Owe ( ) Complete Study On The Algorithm Of Constrained Geometric Constraint Solving Problems

Computer Aided Design technology is a kind of technology that use hardware and software of computer to do modeling, modify, analyze or optimize work. It widely applies to all kinds of field of scientific research and living life, the application level of CAD technology has already become one of the most important symbols to estimate the science and technology and the industry modernization of a country.The development of CAD technology has gone through four significant technology innovations, the last innovation is the appearance of variable technology. Geometric constraint solving is the core of parametric technology and variable technology, it means that once the demention constraints and topological constraints are given, the system will produce the design graph automatically. At present, there are four basic approaches to geometric constraint solving: numerical approach, symbolic approach, rule-based approach and graph-based approach.At the beginning of the design, designer always adds constraints to the sketch continuously. It makes the sketch not always complete constraint,but from under constraint to over constraint. The arithmetic is always used to solve complete constraint problems. Therefore it is important to distinguish the problem is under, over or complete constraint and put under and over constraint problem to complete constraint problem before solving the problem.

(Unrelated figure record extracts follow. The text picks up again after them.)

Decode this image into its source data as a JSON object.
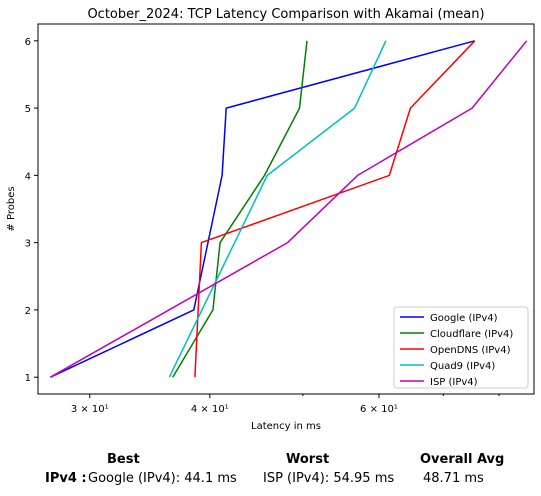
{
  "chart_data": {
    "type": "line",
    "title": "October_2024: TCP Latency Comparison with Akamai (mean)",
    "xlabel": "Latency in ms",
    "ylabel": "# Probes",
    "xscale": "log",
    "xlim": [
      26.5,
      87
    ],
    "ylim": [
      0.75,
      6.25
    ],
    "x_ticks": [
      {
        "value": 30,
        "label": "3 × 10¹"
      },
      {
        "value": 40,
        "label": "4 × 10¹"
      },
      {
        "value": 60,
        "label": "6 × 10¹"
      }
    ],
    "y_ticks": [
      1,
      2,
      3,
      4,
      5,
      6
    ],
    "grid": false,
    "legend_position": "bottom-right",
    "series": [
      {
        "name": "Google (IPv4)",
        "color": "#0000ff",
        "points": [
          [
            27.3,
            1
          ],
          [
            38.5,
            2
          ],
          [
            41.2,
            4
          ],
          [
            41.6,
            5
          ],
          [
            75.5,
            6
          ]
        ]
      },
      {
        "name": "Cloudflare (IPv4)",
        "color": "#008000",
        "points": [
          [
            36.6,
            1
          ],
          [
            40.3,
            2
          ],
          [
            41.0,
            3
          ],
          [
            45.6,
            4
          ],
          [
            49.6,
            5
          ],
          [
            50.5,
            6
          ]
        ]
      },
      {
        "name": "OpenDNS (IPv4)",
        "color": "#ff0000",
        "points": [
          [
            38.6,
            1
          ],
          [
            39.2,
            3
          ],
          [
            61.5,
            4
          ],
          [
            64.7,
            5
          ],
          [
            75.5,
            6
          ]
        ]
      },
      {
        "name": "Quad9 (IPv4)",
        "color": "#00bfbf",
        "points": [
          [
            36.3,
            1
          ],
          [
            45.9,
            4
          ],
          [
            56.6,
            5
          ],
          [
            61.0,
            6
          ]
        ]
      },
      {
        "name": "ISP (IPv4)",
        "color": "#bf00bf",
        "points": [
          [
            27.3,
            1
          ],
          [
            48.2,
            3
          ],
          [
            57.0,
            4
          ],
          [
            75.0,
            5
          ],
          [
            85.5,
            6
          ]
        ]
      }
    ]
  },
  "summary": {
    "best_header": "Best",
    "worst_header": "Worst",
    "avg_header": "Overall Avg",
    "row_label": "IPv4 :",
    "best_value": "Google (IPv4): 44.1 ms",
    "worst_value": "ISP (IPv4): 54.95 ms",
    "avg_value": "48.71 ms"
  }
}
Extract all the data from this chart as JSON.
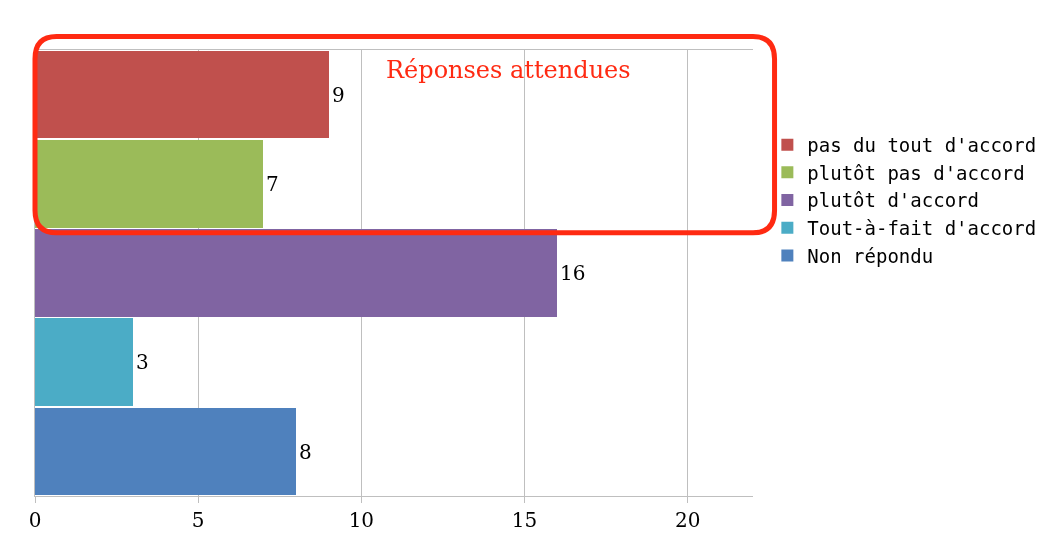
{
  "chart_data": {
    "type": "bar",
    "orientation": "horizontal",
    "categories": [
      null,
      null,
      null,
      null,
      null
    ],
    "series": [
      {
        "name": "pas du tout d'accord",
        "color": "#c0504d",
        "values": [
          9,
          null,
          null,
          null,
          null
        ]
      },
      {
        "name": "plutôt pas d'accord",
        "color": "#9bbb59",
        "values": [
          null,
          7,
          null,
          null,
          null
        ]
      },
      {
        "name": "plutôt d'accord",
        "color": "#8064a2",
        "values": [
          null,
          null,
          16,
          null,
          null
        ]
      },
      {
        "name": "Tout-à-fait d'accord",
        "color": "#4bacc6",
        "values": [
          null,
          null,
          null,
          3,
          null
        ]
      },
      {
        "name": "Non répondu",
        "color": "#4f81bd",
        "values": [
          null,
          null,
          null,
          null,
          8
        ]
      }
    ],
    "xlim": [
      0,
      22
    ],
    "xticks": [
      0,
      5,
      10,
      15,
      20
    ],
    "grid": "x",
    "legend": "right",
    "data_labels": true,
    "annotations": [
      "Réponses attendues"
    ]
  }
}
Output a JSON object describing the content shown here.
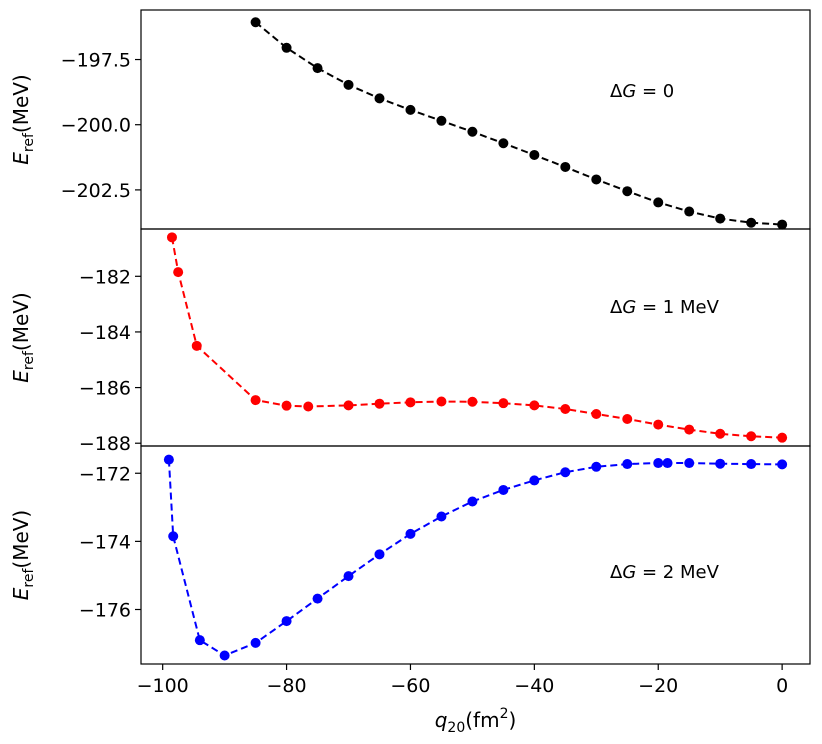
{
  "chart_data": [
    {
      "type": "line",
      "panel": "top",
      "annotation_html": "ΔG = 0",
      "annotation": {
        "prefix": "Δ",
        "var": "G",
        "rest": " = 0"
      },
      "ylabel": {
        "main": "E",
        "sub": "ref",
        "unit": "(MeV)"
      },
      "ylim": [
        -204.0,
        -195.6
      ],
      "yticks": [
        -197.5,
        -200.0,
        -202.5
      ],
      "ytick_labels": [
        "−197.5",
        "−200.0",
        "−202.5"
      ],
      "color": "#000000",
      "linestyle": "dashed",
      "x": [
        -85,
        -80,
        -75,
        -70,
        -65,
        -60,
        -55,
        -50,
        -45,
        -40,
        -35,
        -30,
        -25,
        -20,
        -15,
        -10,
        -5,
        0
      ],
      "y": [
        -196.07,
        -197.05,
        -197.83,
        -198.47,
        -198.99,
        -199.43,
        -199.85,
        -200.27,
        -200.71,
        -201.16,
        -201.62,
        -202.1,
        -202.55,
        -202.98,
        -203.33,
        -203.6,
        -203.76,
        -203.83
      ]
    },
    {
      "type": "line",
      "panel": "middle",
      "annotation": {
        "prefix": "Δ",
        "var": "G",
        "rest": " = 1 MeV"
      },
      "ylabel": {
        "main": "E",
        "sub": "ref",
        "unit": "(MeV)"
      },
      "ylim": [
        -188.1,
        -180.3
      ],
      "yticks": [
        -182,
        -184,
        -186,
        -188
      ],
      "ytick_labels": [
        "−182",
        "−184",
        "−186",
        "−188"
      ],
      "color": "#ff0000",
      "linestyle": "dashed",
      "x": [
        -98.5,
        -97.5,
        -94.5,
        -85,
        -80,
        -76.5,
        -70,
        -65,
        -60,
        -55,
        -50,
        -45,
        -40,
        -35,
        -30,
        -25,
        -20,
        -15,
        -10,
        -5,
        0
      ],
      "y": [
        -180.6,
        -181.85,
        -184.5,
        -186.45,
        -186.65,
        -186.68,
        -186.64,
        -186.58,
        -186.53,
        -186.5,
        -186.51,
        -186.56,
        -186.64,
        -186.77,
        -186.95,
        -187.13,
        -187.33,
        -187.51,
        -187.66,
        -187.75,
        -187.8
      ]
    },
    {
      "type": "line",
      "panel": "bottom",
      "annotation": {
        "prefix": "Δ",
        "var": "G",
        "rest": " = 2 MeV"
      },
      "ylabel": {
        "main": "E",
        "sub": "ref",
        "unit": "(MeV)"
      },
      "ylim": [
        -177.6,
        -171.2
      ],
      "yticks": [
        -172,
        -174,
        -176
      ],
      "ytick_labels": [
        "−172",
        "−174",
        "−176"
      ],
      "color": "#0000ff",
      "linestyle": "dashed",
      "x": [
        -99,
        -98.3,
        -94,
        -90,
        -85,
        -80,
        -75,
        -70,
        -65,
        -60,
        -55,
        -50,
        -45,
        -40,
        -35,
        -30,
        -25,
        -20,
        -18.5,
        -15,
        -10,
        -5,
        0
      ],
      "y": [
        -171.6,
        -173.85,
        -176.9,
        -177.35,
        -176.98,
        -176.34,
        -175.68,
        -175.02,
        -174.38,
        -173.78,
        -173.27,
        -172.83,
        -172.49,
        -172.21,
        -171.97,
        -171.81,
        -171.73,
        -171.7,
        -171.7,
        -171.7,
        -171.72,
        -171.73,
        -171.74
      ]
    }
  ],
  "x_axis": {
    "label": {
      "main": "q",
      "sub": "20",
      "unit_pre": "(fm",
      "sup": "2",
      "unit_post": ")"
    },
    "xlim": [
      -103.5,
      4.5
    ],
    "ticks": [
      -100,
      -80,
      -60,
      -40,
      -20,
      0
    ],
    "tick_labels": [
      "−100",
      "−80",
      "−60",
      "−40",
      "−20",
      "0"
    ]
  }
}
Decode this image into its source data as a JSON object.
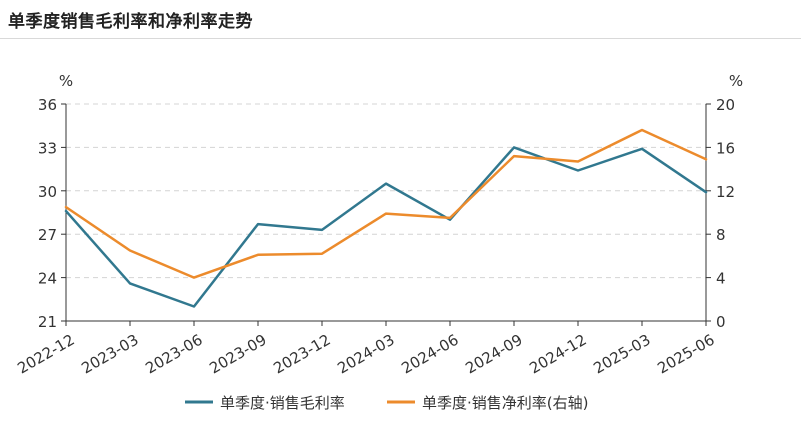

The arithmetic, which based on the DM decomposition of bigraph, could distinguish the problem is under, over or complete constraint and find the position, where under or over constraint happens. Based on this arithmetic, the thesis gives a method that transforms under and over constraint problems to complete constraint problems. For the under constraint problem, the thesis presents the PRI of the constraint, the means and arithmetic of adding constraints. For over constraint problem, we judge the problem coherence or not firstly, then transform it to complete constraint problem. The thesis gives some examples to validate the correctness of the arithmetic.